Les tentatives bouddhistes d’intrigues politiques avaient failli aboutir à une dictature religieuse. Ainsi seuls deux temples bouddhistes étaient autorisés dans les limites de la ville : le temple To et le temple Sai, situés respectivement à l’est et à l’ouest de Rashomon, la porte sud de Heian-kyo.
Les moines Saicho et Kukai
Le mécontentement à l’égard du bouddhisme scolastique des sectes de Nara fut également exprimé…
Une ambassade en Chine approuvée par l’Empire en 804 comprenait les moines Saicho et Kukai (qui reçut le titre posthume de Kobo Daishi – 弘法大師). Les deux moines étaient résolus à étudier et à assimiler la pensée bouddhique chinoise contemporaine.

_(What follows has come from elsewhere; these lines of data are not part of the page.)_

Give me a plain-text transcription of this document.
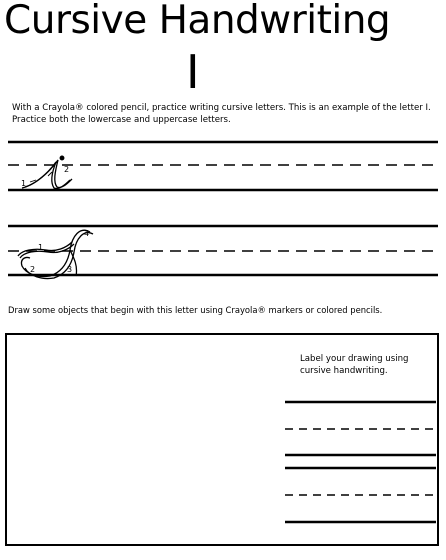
Cursive Handwriting
I
With a Crayola® colored pencil, practice writing cursive letters. This is an example of the letter I. Practice both the lowercase and uppercase letters.
1
2
1
2	3
4
Draw some objects that begin with this letter using Crayola® markers or colored pencils.
Label your drawing using cursive handwriting.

Saicho étudia les enseignements de la secte Tendai (天台宗). Leurs croyances constituaient une importante synthèse du bouddhisme Theravada et Mahayana, mettant l’accent sur l’impermanence de toutes choses, une réalité ultime au-delà de la conceptualisation, et une unité fondamentale des choses. Les pratiques de méditation étaient censées conduire à l’illumination. Le Sutra du Lotus était considéré comme le texte principal de la secte.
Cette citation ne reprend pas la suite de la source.